I have a GCMLE experiment which has three learning objectives (consider these Task A, Task B, and Task C) within a single model_fn()
. The inputs for all 3 objectives are the same (reading a body of text) and I would like to produce three separate predictions. However, for Task C I would like to properly mask some of the
examples in the batch (~20% across each batch). Is the proper way to do this by simply weighting those samples that I want to mask by zero? Consider this loss function..
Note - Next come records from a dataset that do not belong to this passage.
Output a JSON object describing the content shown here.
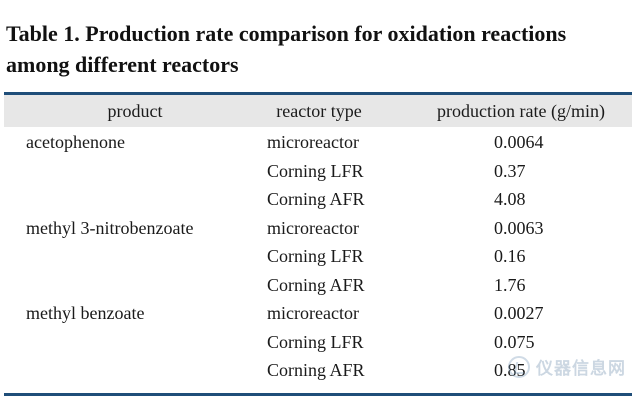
{
  "caption": {
    "label": "Table 1.",
    "text": "Production rate comparison for oxidation reactions among different reactors"
  },
  "table": {
    "headers": [
      "product",
      "reactor type",
      "production rate (g/min)"
    ],
    "rows": [
      {
        "product": "acetophenone",
        "reactor": "microreactor",
        "rate": "0.0064"
      },
      {
        "product": "",
        "reactor": "Corning LFR",
        "rate": "0.37"
      },
      {
        "product": "",
        "reactor": "Corning AFR",
        "rate": "4.08"
      },
      {
        "product": "methyl 3-nitrobenzoate",
        "reactor": "microreactor",
        "rate": "0.0063"
      },
      {
        "product": "",
        "reactor": "Corning LFR",
        "rate": "0.16"
      },
      {
        "product": "",
        "reactor": "Corning AFR",
        "rate": "1.76"
      },
      {
        "product": "methyl benzoate",
        "reactor": "microreactor",
        "rate": "0.0027"
      },
      {
        "product": "",
        "reactor": "Corning LFR",
        "rate": "0.075"
      },
      {
        "product": "",
        "reactor": "Corning AFR",
        "rate": "0.85"
      }
    ]
  },
  "watermark": {
    "icon": "instrument-logo-icon",
    "text": "仪器信息网"
  },
  "colors": {
    "rule": "#1f4e79",
    "header_band": "#e7e7e7"
  }
}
lossA = tf.reduce_mean(tf.losses.sparse_softmax_cross_entropy(
labels=labelsA, logits=logitsA))
lossB = tf.reduce_mean(tf.losses.sparse_softmax_cross_entropy(
labels=labelsB, logits=logitsB))
mask_weights = tf.to_float(tf.equal(x, y)) # returns 1 if x equals y, returns 0 if x != y
lossC = tf.reduce_mean(tf.losses.sparse_softmax_cross_entropy(
labels=labelsC, logits=logitsC, weights=mask_weights))
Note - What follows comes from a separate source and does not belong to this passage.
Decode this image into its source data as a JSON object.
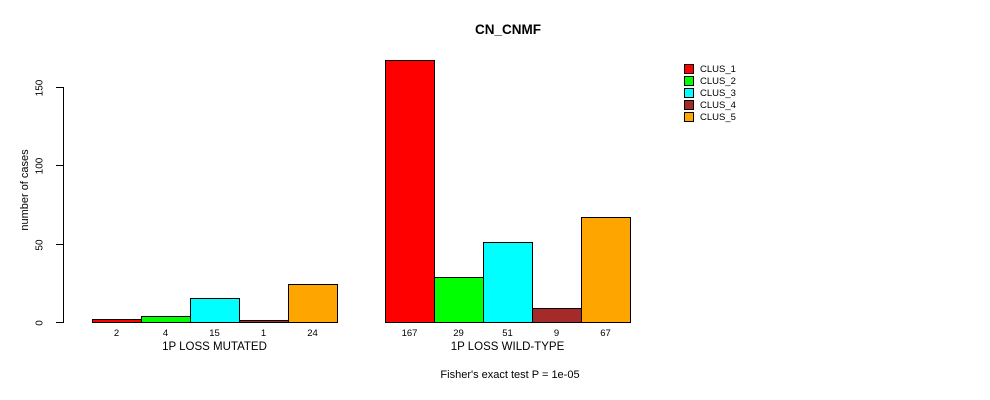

loss = lossA + lossB + lossC
Essentially what I am trying to do is mask any samples in the batch where x != y so that there are no gradient updates to the model based on these examples as they relate to taskC. Is this anywhere near the desired effect? Is there a better way to implement the desired behavior?
I realize that I could split these up into separate experiments, but I would like to be able to have a shared embedding and also a single graph which I can upload into the GCMLE prediction service.